Yes, well, almost. I'm refactoring the CDbw implementation to separate
the representativePoints extraction so multiple evaluators can be used
with a tractable set of points for each cluster. I'm adding a new
ClusterEvaluator that uses the same code as in "Mahout in Action" for
inter-cluster density and, since intra-cluster density code is not shown
in the book, my crack at it over the representative points. Since that
set is reasonably sized, it can all be done in memory.
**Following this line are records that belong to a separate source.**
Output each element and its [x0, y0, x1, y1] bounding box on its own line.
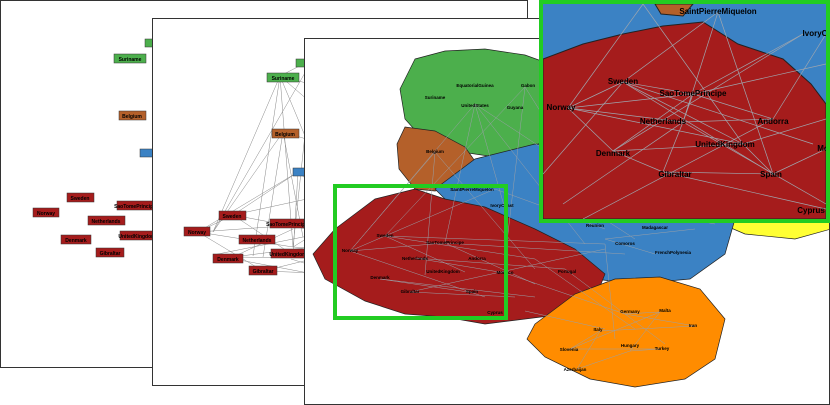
node-label-netherlands: Netherlands [92, 219, 121, 225]
node-label-unitedkingdom-2: UnitedKingdom [269, 252, 307, 258]
map-label-netherlands: Netherlands [402, 256, 429, 261]
node-label-sweden: Sweden [71, 196, 90, 202]
node-box-gibraltar [95, 247, 125, 258]
zoom-labels: SaintPierreMiquelon IvoryC Sweden Norway… [547, 7, 826, 215]
zoom-region-brown [654, 4, 694, 17]
map-label-saintpierre: SaintPierreMiquelon [450, 187, 494, 192]
node-label-belgium-2: Belgium [275, 132, 295, 138]
map-label-iran: Iran [689, 323, 698, 328]
map-label-equatorialguinea: EquatorialGuinea [456, 83, 494, 88]
map-label-unitedkingdom: UnitedKingdom [426, 269, 460, 274]
zoom-inset-panel: SaintPierreMiquelon IvoryC Sweden Norway… [539, 0, 830, 223]
map-label-gibraltar: Gibraltar [401, 289, 420, 294]
map-label-gabon: Gabon [521, 83, 536, 88]
map-label-cyprus: Cyprus [487, 310, 503, 315]
node-label-suriname: Suriname [119, 57, 142, 63]
node-label-gibraltar-2: Gibraltar [253, 269, 274, 275]
node-label-norway-2: Norway [188, 230, 206, 236]
graph-layout-2-svg: Suriname Belgium Sweden SaoTomePrincipe … [183, 58, 484, 320]
zoom-label-spain: Spain [760, 170, 782, 179]
zoom-edges [543, 4, 826, 219]
map-label-germany: Germany [620, 309, 640, 314]
node-box-suriname [113, 53, 147, 64]
zoom-inset-svg: SaintPierreMiquelon IvoryC Sweden Norway… [543, 4, 826, 219]
zoom-label-sweden: Sweden [608, 77, 638, 86]
map-label-slovenia: Slovenia [560, 347, 579, 352]
node-label-saotome-2: SaoTomePrincipe [266, 222, 308, 228]
map-label-reunion: Reunion [586, 223, 604, 228]
map-label-unitedstates: UnitedStates [461, 103, 489, 108]
node-label-gibraltar: Gibraltar [100, 251, 121, 257]
node-box-suriname-2 [266, 72, 300, 83]
zoom-selection-rectangle[interactable] [333, 184, 508, 320]
region-orange [526, 276, 726, 388]
node-box-belgium-2 [271, 128, 300, 139]
zoom-label-mo: Mo [817, 144, 826, 153]
zoom-label-saotome: SaoTomePrincipe [660, 89, 728, 98]
zoom-label-denmark: Denmark [596, 149, 631, 158]
map-edges [349, 86, 716, 370]
zoom-label-cyprus: Cyprus [797, 206, 825, 215]
map-label-malta: Malta [659, 308, 671, 313]
map-label-norway: Norway [342, 248, 359, 253]
zoom-label-ivory: IvoryC [803, 29, 826, 38]
map-label-frenchpolynesia: FrenchPolynesia [655, 250, 692, 255]
map-label-ivorycoast: IvoryCoast [490, 203, 514, 208]
node-label-belgium: Belgium [122, 114, 142, 120]
node-label-denmark-2: Denmark [217, 257, 239, 263]
node-label-unitedkingdom: UnitedKingdom [118, 234, 156, 240]
node-box-norway [32, 207, 60, 218]
zoom-label-gibraltar: Gibraltar [658, 170, 691, 179]
map-label-hungary: Hungary [621, 343, 640, 348]
node-label-sweden-2: Sweden [223, 214, 242, 220]
node-box-netherlands [87, 215, 126, 226]
map-label-portugal: Portugal [558, 269, 576, 274]
node-label-suriname-2: Suriname [272, 76, 295, 82]
zoom-label-netherlands: Netherlands [640, 117, 687, 126]
label-boxes-1: Suriname Belgium Sweden SaoTomePrincipe … [32, 38, 156, 258]
zoom-label-andorra: Andorra [757, 117, 789, 126]
map-label-belgium: Belgium [426, 149, 444, 154]
node-box-netherlands-2 [238, 234, 276, 245]
node-box-gibraltar-2 [248, 265, 278, 276]
map-label-andorra: Andorra [468, 256, 486, 261]
node-box-norway-2 [183, 226, 211, 237]
zoom-label-norway: Norway [547, 103, 576, 112]
zoom-region-red [543, 21, 826, 219]
node-box-belgium [118, 110, 147, 121]
node-label-saotome: SaoTomePrincipe [114, 204, 156, 210]
map-label-denmark: Denmark [370, 275, 390, 280]
map-labels: EquatorialGuinea Gabon Suriname UnitedSt… [342, 83, 698, 372]
node-box-denmark [60, 234, 92, 245]
map-label-guyana: Guyana [507, 105, 524, 110]
map-label-azerbaijan: Azerbaijan [564, 367, 587, 372]
node-label-norway: Norway [37, 211, 55, 217]
label-boxes-2: Suriname Belgium Sweden SaoTomePrincipe … [183, 58, 308, 276]
node-box-sweden-2 [218, 210, 247, 221]
node-box-denmark-2 [212, 253, 244, 264]
map-label-spain: Spain [466, 289, 479, 294]
map-label-sweden: Sweden [376, 233, 393, 238]
map-label-saotome: SaoTomePrincipe [426, 240, 464, 245]
map-label-comoros: Comoros [615, 241, 635, 246]
zoom-label-saintpierre: SaintPierreMiquelon [679, 7, 756, 16]
node-box-sweden [66, 192, 95, 203]
graph-layout-1-svg: Suriname Belgium Sweden SaoTomePrincipe … [32, 38, 156, 258]
map-label-italy: Italy [593, 327, 603, 332]
map-label-turkey: Turkey [655, 346, 670, 351]
map-label-suriname: Suriname [425, 95, 446, 100]
map-label-madagascar: Madagascar [642, 225, 668, 230]
node-label-netherlands-2: Netherlands [243, 238, 272, 244]
node-label-denmark: Denmark [65, 238, 87, 244]
zoom-label-unitedkingdom: UnitedKingdom [695, 140, 755, 149]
I will commit
that today.
On 9/24/10 7:44 AM, Sean Owen (JIRA) wrote:
[
https://issues.apache.org/jira/browse/MAHOUT-236?page=com.atlassian.jira.plugin.system.issuetabpanels:all-tabpanel
]
Sean Owen resolved MAHOUT-236.
------------------------------
Fix Version/s: 0.5
(was: 0.4)
Resolution: Fixed
If I read this right, Jeff, you're done here? at least for 0.4 purposes?
Cluster Evaluation Tools
------------------------
Key: MAHOUT-236
URL: https://issues.apache.org/jira/browse/MAHOUT-236
Project: Mahout
Issue Type: New Feature
Components: Clustering
Reporter: Grant Ingersoll
Assignee: Jeff Eastman
Fix For: 0.5
Attachments: MAHOUT-236.patch, MAHOUT-236.patch, MAHOUT-236.patch,
MAHOUT-236.patch, MAHOUT-236.patch
Per
http://www.lucidimagination.com/search/document/10b562f10288993c/validating_clustering_output#9d3f6a55f4a91cb6,
it would be great to have some utilities to help evaluate the effectiveness of
clustering.